Non, pas du tout. J’ai pris des cours quand j’étais enfant mais franchement, je n’étais pas doué du tout… Ce qui m’intéresse vraiment, dans la musique, c’est le côté hi-fi. Tout ce qui concerne le son me passionne beaucoup plus que de jouer d’un instrument.
Vous souvenez-vous de l’époque où vous avez découvert la musique de Beatles ? Étiez-vous un fan ? À quel moment vous est venue l’envie de travailler sur leur musique ?
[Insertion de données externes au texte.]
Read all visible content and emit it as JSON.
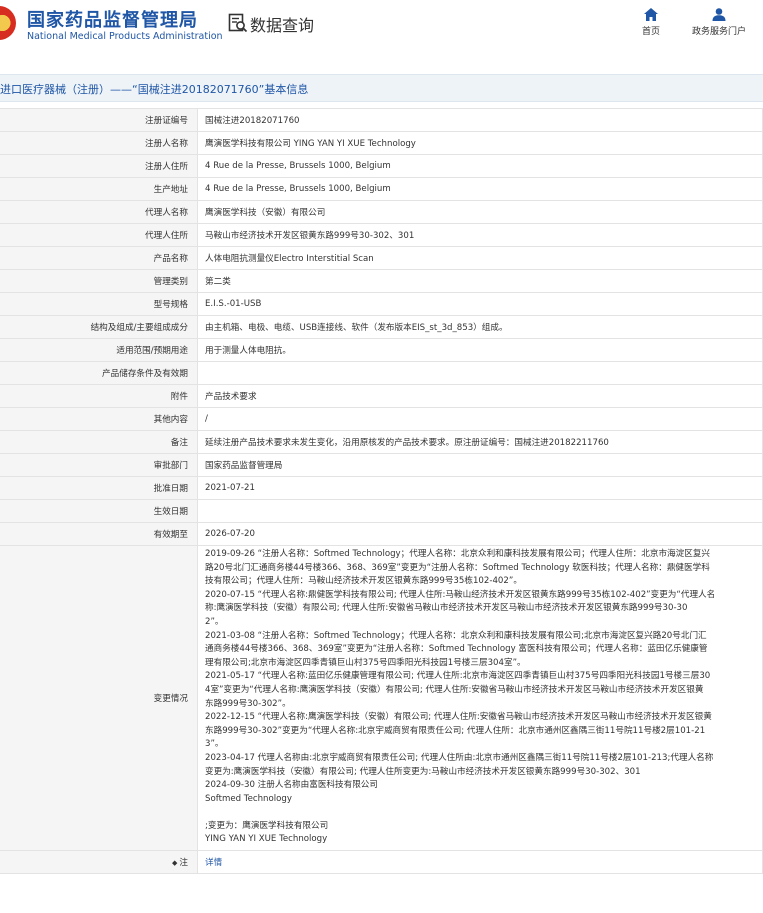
{
  "header": {
    "logo_cn": "国家药品监督管理局",
    "logo_en": "National Medical Products Administration",
    "query_title": "数据查询",
    "nav": [
      {
        "label": "首页",
        "icon": "home-icon"
      },
      {
        "label": "政务服务门户",
        "icon": "user-icon"
      }
    ]
  },
  "title": "进口医疗器械（注册）——“国械注进20182071760”基本信息",
  "rows": [
    {
      "label": "注册证编号",
      "value": "国械注进20182071760"
    },
    {
      "label": "注册人名称",
      "value": "鹰演医学科技有限公司 YING YAN YI XUE Technology"
    },
    {
      "label": "注册人住所",
      "value": "4 Rue de la Presse, Brussels 1000, Belgium"
    },
    {
      "label": "生产地址",
      "value": "4 Rue de la Presse, Brussels 1000, Belgium"
    },
    {
      "label": "代理人名称",
      "value": "鹰演医学科技（安徽）有限公司"
    },
    {
      "label": "代理人住所",
      "value": "马鞍山市经济技术开发区银黄东路999号30-302、301"
    },
    {
      "label": "产品名称",
      "value": "人体电阻抗测量仪Electro Interstitial Scan"
    },
    {
      "label": "管理类别",
      "value": "第二类"
    },
    {
      "label": "型号规格",
      "value": "E.I.S.-01-USB"
    },
    {
      "label": "结构及组成/主要组成成分",
      "value": "由主机箱、电极、电缆、USB连接线、软件（发布版本EIS_st_3d_853）组成。"
    },
    {
      "label": "适用范围/预期用途",
      "value": "用于测量人体电阻抗。"
    },
    {
      "label": "产品储存条件及有效期",
      "value": ""
    },
    {
      "label": "附件",
      "value": "产品技术要求"
    },
    {
      "label": "其他内容",
      "value": "/"
    },
    {
      "label": "备注",
      "value": "延续注册产品技术要求未发生变化，沿用原核发的产品技术要求。原注册证编号：国械注进20182211760"
    },
    {
      "label": "审批部门",
      "value": "国家药品监督管理局"
    },
    {
      "label": "批准日期",
      "value": "2021-07-21"
    },
    {
      "label": "生效日期",
      "value": ""
    },
    {
      "label": "有效期至",
      "value": "2026-07-20"
    }
  ],
  "changes": {
    "label": "变更情况",
    "lines": [
      "2019-09-26 “注册人名称：Softmed Technology；代理人名称：北京众利和康科技发展有限公司；代理人住所：北京市海淀区复兴",
      "路20号北门汇通商务楼44号楼366、368、369室”变更为“注册人名称：Softmed Technology 软医科技；代理人名称：鼎健医学科",
      "技有限公司；代理人住所：马鞍山经济技术开发区银黄东路999号35栋102-402”。",
      "2020-07-15 “代理人名称:鼎健医学科技有限公司; 代理人住所:马鞍山经济技术开发区银黄东路999号35栋102-402”变更为“代理人名",
      "称:鹰演医学科技（安徽）有限公司; 代理人住所:安徽省马鞍山市经济技术开发区马鞍山市经济技术开发区银黄东路999号30-30",
      "2”。",
      "2021-03-08 “注册人名称：Softmed Technology；代理人名称：北京众利和康科技发展有限公司;北京市海淀区复兴路20号北门汇",
      "通商务楼44号楼366、368、369室”变更为“注册人名称：Softmed Technology 富医科技有限公司；代理人名称：蓝田亿乐健康管",
      "理有限公司;北京市海淀区四季青镇巨山村375号四季阳光科技园1号楼三层304室”。",
      "2021-05-17 “代理人名称:蓝田亿乐健康管理有限公司; 代理人住所:北京市海淀区四季青镇巨山村375号四季阳光科技园1号楼三层30",
      "4室”变更为“代理人名称:鹰演医学科技（安徽）有限公司; 代理人住所:安徽省马鞍山市经济技术开发区马鞍山市经济技术开发区银黄",
      "东路999号30-302”。",
      "2022-12-15 “代理人名称:鹰演医学科技（安徽）有限公司; 代理人住所:安徽省马鞍山市经济技术开发区马鞍山市经济技术开发区银黄",
      "东路999号30-302”变更为“代理人名称:北京宇威商贸有限责任公司; 代理人住所：北京市通州区鑫隅三街11号院11号楼2层101-21",
      "3”。",
      "2023-04-17 代理人名称由:北京宇威商贸有限责任公司; 代理人住所由:北京市通州区鑫隅三街11号院11号楼2层101-213;代理人名称",
      "变更为:鹰演医学科技（安徽）有限公司; 代理人住所变更为:马鞍山市经济技术开发区银黄东路999号30-302、301",
      "2024-09-30 注册人名称由富医科技有限公司",
      "Softmed Technology",
      "",
      ";变更为：鹰演医学科技有限公司",
      "YING YAN YI XUE Technology"
    ]
  },
  "note": {
    "label": "注",
    "value": "详情"
  }
}
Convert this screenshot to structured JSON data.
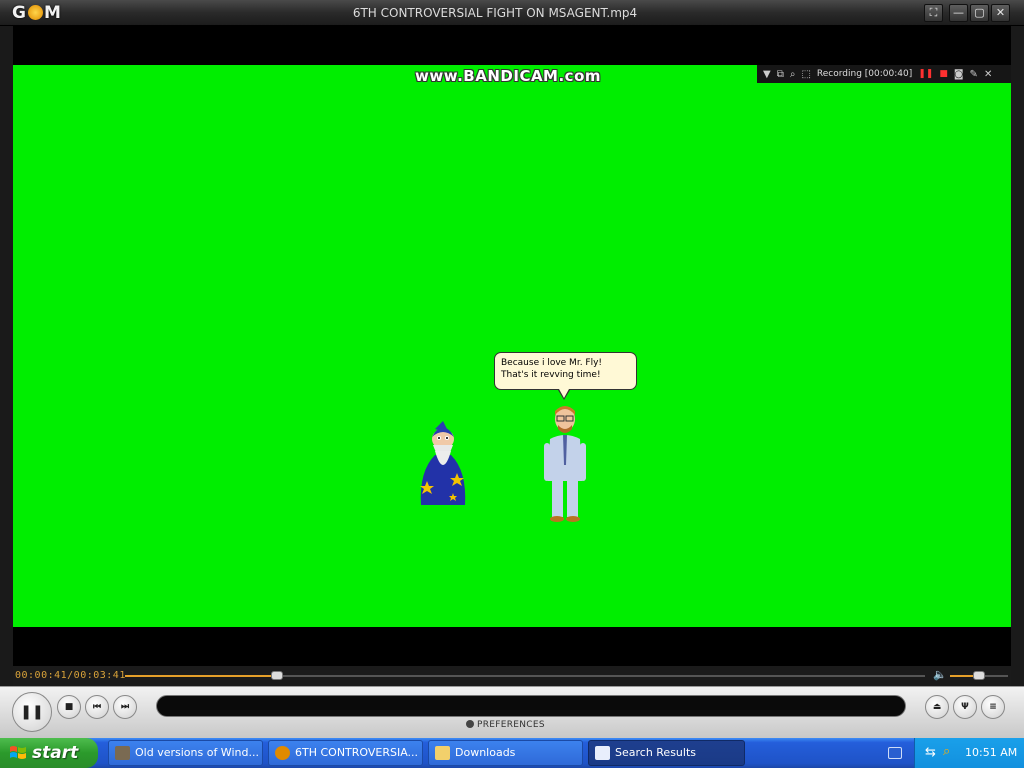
{
  "window": {
    "logo": "GOM",
    "title": "6TH CONTROVERSIAL FIGHT ON MSAGENT.mp4",
    "buttons": {
      "fullscreen": "⛶",
      "minimize": "—",
      "maximize": "▢",
      "close": "✕"
    }
  },
  "video": {
    "watermark": "www.BANDICAM.com",
    "recording_bar": {
      "status_text": "Recording [00:00:40]"
    },
    "speech_bubble": "Because i love Mr. Fly! That's it revving time!",
    "characters": [
      "wizard",
      "businessman"
    ]
  },
  "playback": {
    "timecode": "00:00:41/00:03:41",
    "progress_fraction": 0.19,
    "volume_fraction": 0.5,
    "preferences_label": "PREFERENCES"
  },
  "taskbar": {
    "start_label": "start",
    "tasks": [
      {
        "label": "Old versions of Wind...",
        "active": false
      },
      {
        "label": "6TH CONTROVERSIA...",
        "active": false
      },
      {
        "label": "Downloads",
        "active": false
      },
      {
        "label": "Search Results",
        "active": true
      }
    ],
    "clock": "10:51 AM"
  },
  "colors": {
    "greenscreen": "#00ee00",
    "accent": "#e6a02a",
    "xp_blue": "#245edb",
    "xp_green": "#2b9a2b"
  },
  "icons": [
    "gom-logo-icon",
    "fullscreen-icon",
    "minimize-icon",
    "maximize-icon",
    "close-icon",
    "pause-icon",
    "stop-icon",
    "prev-icon",
    "next-icon",
    "eject-icon",
    "equalizer-icon",
    "menu-icon",
    "volume-icon",
    "windows-flag-icon",
    "keyboard-icon",
    "search-icon"
  ]
}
Mon tout premier souvenir des Beatles, c’est quand je les ai vus au journal télé à leur retour de leur première visite aux États-Unis. Je me demandais alors ce que cela signifiait tous ces fans qui hurlaient pour les accueillir et j’ai acheté quelques disques pour essayer de comprendre. En fait, je n’avais jamais imaginé bosser un jour sur quoi que ce soit concernant les Beatles. Cela a commencé en 1991 quand Ken Townsend, le directeur des studios Abbey Road, m’a demandé de réaliser une copie digitale des bandes magnétiques des Beatles pour qu’on en ait une sauvegarde. À la suite de cela, j’ai eu la chance de travailler durant un an et demi avec Sir George Martin sur un documentaire racontant le making of de Sgt Pepper, puis sur The Beatles Live at the BBC et enfin sur l’Anthology. Depuis lors, c’est devenu un travail à plein temps.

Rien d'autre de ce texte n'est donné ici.